Chemo caused her to lose her hair, which is tough. You never know if it’s going to come back or may come back in patches. You find other ways to fix yourself up. Maybe it’s makeup or cute earrings.
When it did eventually start to grow, she died it blonde. Cleo ran into her at Harris Teeter the hour after and Cleo could have cried. Kim looked amazing as a blonde. She’s been rocking it ever since and Cleo refers to her as BB (Blonde Bombshell). She is THRIVING.
Lessons from mom
“Drink a lot of water and eat a lot of bananas, Kim,” was something Kim’s mother often told her. Because of this, she tried to eat healthily. She didn’t do a great job at the beginning, but she’s working on it.
She’s been trying to work out more.

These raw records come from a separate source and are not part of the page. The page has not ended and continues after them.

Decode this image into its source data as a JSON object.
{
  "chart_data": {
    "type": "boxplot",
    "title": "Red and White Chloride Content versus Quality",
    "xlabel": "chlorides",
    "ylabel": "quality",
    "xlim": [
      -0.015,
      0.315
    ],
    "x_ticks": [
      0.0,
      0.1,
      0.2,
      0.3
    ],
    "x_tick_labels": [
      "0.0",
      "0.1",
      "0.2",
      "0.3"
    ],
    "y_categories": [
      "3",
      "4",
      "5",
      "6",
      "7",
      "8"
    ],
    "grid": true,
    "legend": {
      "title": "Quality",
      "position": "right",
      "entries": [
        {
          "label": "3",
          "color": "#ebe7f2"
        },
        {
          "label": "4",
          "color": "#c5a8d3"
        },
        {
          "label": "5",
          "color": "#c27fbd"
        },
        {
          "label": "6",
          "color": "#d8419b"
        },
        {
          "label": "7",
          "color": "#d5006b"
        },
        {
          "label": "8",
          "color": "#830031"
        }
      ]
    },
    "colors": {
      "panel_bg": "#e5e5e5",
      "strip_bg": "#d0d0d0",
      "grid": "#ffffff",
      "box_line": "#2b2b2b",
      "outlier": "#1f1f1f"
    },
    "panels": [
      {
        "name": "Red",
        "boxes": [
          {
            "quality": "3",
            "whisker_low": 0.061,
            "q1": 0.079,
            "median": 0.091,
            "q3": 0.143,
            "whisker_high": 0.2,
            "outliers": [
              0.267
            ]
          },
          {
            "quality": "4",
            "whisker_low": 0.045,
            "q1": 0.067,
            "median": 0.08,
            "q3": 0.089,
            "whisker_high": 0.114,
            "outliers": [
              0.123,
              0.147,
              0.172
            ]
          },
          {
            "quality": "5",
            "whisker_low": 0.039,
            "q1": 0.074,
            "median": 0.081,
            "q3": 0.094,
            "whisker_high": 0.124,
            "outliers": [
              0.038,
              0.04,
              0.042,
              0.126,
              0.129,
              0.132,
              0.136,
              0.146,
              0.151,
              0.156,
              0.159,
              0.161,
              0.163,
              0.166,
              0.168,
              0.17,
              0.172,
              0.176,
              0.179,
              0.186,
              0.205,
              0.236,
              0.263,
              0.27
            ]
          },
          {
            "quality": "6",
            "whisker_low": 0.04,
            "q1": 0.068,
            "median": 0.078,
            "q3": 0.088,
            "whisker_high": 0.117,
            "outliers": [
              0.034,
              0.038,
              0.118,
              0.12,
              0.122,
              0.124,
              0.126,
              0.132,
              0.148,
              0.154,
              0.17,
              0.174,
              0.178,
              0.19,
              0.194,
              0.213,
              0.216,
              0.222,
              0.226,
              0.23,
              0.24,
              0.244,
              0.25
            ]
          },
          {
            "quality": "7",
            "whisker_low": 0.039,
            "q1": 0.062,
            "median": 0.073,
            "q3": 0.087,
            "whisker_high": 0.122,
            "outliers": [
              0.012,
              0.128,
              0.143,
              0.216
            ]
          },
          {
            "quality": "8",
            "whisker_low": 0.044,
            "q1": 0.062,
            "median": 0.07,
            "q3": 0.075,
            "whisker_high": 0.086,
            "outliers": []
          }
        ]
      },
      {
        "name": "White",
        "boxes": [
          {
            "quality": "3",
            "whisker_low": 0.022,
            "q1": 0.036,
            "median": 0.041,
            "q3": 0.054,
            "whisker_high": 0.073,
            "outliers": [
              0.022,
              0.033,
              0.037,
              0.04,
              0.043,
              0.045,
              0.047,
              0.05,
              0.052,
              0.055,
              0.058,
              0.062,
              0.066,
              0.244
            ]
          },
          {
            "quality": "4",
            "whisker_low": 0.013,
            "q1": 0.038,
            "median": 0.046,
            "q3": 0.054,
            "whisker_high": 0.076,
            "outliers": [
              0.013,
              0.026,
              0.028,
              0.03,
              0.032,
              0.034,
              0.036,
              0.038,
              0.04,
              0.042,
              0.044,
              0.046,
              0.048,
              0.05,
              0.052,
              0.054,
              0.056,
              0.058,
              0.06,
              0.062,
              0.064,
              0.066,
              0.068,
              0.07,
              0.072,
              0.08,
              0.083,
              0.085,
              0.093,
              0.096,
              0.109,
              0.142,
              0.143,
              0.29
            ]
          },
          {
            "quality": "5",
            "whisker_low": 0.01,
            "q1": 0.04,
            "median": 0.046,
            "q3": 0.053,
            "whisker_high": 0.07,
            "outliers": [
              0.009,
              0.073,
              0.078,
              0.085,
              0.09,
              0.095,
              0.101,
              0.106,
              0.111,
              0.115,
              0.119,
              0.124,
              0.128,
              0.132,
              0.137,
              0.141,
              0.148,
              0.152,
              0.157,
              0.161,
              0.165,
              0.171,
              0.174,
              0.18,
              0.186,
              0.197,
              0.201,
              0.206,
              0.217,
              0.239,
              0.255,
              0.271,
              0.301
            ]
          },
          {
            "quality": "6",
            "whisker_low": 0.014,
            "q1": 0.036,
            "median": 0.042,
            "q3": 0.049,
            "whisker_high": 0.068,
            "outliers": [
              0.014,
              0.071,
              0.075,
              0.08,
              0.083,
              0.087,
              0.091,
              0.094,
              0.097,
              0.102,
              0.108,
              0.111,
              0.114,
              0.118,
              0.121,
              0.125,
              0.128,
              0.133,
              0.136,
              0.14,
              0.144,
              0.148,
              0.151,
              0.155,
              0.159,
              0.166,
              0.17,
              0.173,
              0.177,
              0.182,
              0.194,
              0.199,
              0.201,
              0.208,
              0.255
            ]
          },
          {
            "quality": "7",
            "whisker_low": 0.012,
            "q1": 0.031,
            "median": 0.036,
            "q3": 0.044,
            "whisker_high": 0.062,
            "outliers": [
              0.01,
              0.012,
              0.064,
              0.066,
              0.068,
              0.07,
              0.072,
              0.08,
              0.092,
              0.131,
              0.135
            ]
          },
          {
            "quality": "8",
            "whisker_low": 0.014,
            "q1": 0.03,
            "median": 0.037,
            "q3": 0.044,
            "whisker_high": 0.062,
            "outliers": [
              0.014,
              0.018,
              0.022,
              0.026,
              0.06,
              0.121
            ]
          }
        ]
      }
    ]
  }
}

Because of some neuropathy, she is sometimes thwarted.
It sets in during certain chemos and can set in your feet and hands. Doctors will check-in to see if patients feel any numbness and tingling. Kim’s didn’t set in until her final chemo session.
For many, this may happen early and treatment must be stopped because it may cause disability.
Kim is unsure if hers will ever go away. But there’s a chance it can in as little as a few months
One of Kim’s favorite ways to maintain her health was through juicing. She was able to add all sorts of veggies and fruits into the juice. This was especially helpful during her chemo.
She added Tumeric to a lot of her food or drink to help with inflammation.
She also takes B-12 to help with her neuropathy.
Kim continues to push herself. Just a little bit each day to regain her strength. She says the chemo makes you feel like you are 80 because of how it attacks your bones and muscles.
Kim was even able to get back to her love of rollerskating recently. She couldn’t do much, but she “did roll a few laps with a lot of help.”
Her friends and family were so important. People were by her side all the time willing to care for her. Cleo interjects, “when she let them.”
This support system helped her with recovery. Kim says if you know someone with cancer, just be there. It is so appreciated.
On top of that, Cone Health provided her with health professionals. She was connected to the Alight Program for further assistance.
Rebirth of Pink Denim
At first, she felt like she had a brain freeze. She wasn’t sure how to jump back in. She’s been focused on gathering her thoughts and trying to figure out what is going to work for her customers.
She wants to build something greater. Her dream is to take Pink Denim worldwide. She’d love to see her product in stores. She wants to give back and help give mammograms to women through her 501(c)3. A portion of her proceeds will go towards that.
Most women can’t work through chemo. Most jobs won’t give you benefits for more than 6 months if they don’t let you go altogether. When you are married, you often miss out on grants if your spouse makes over 35k.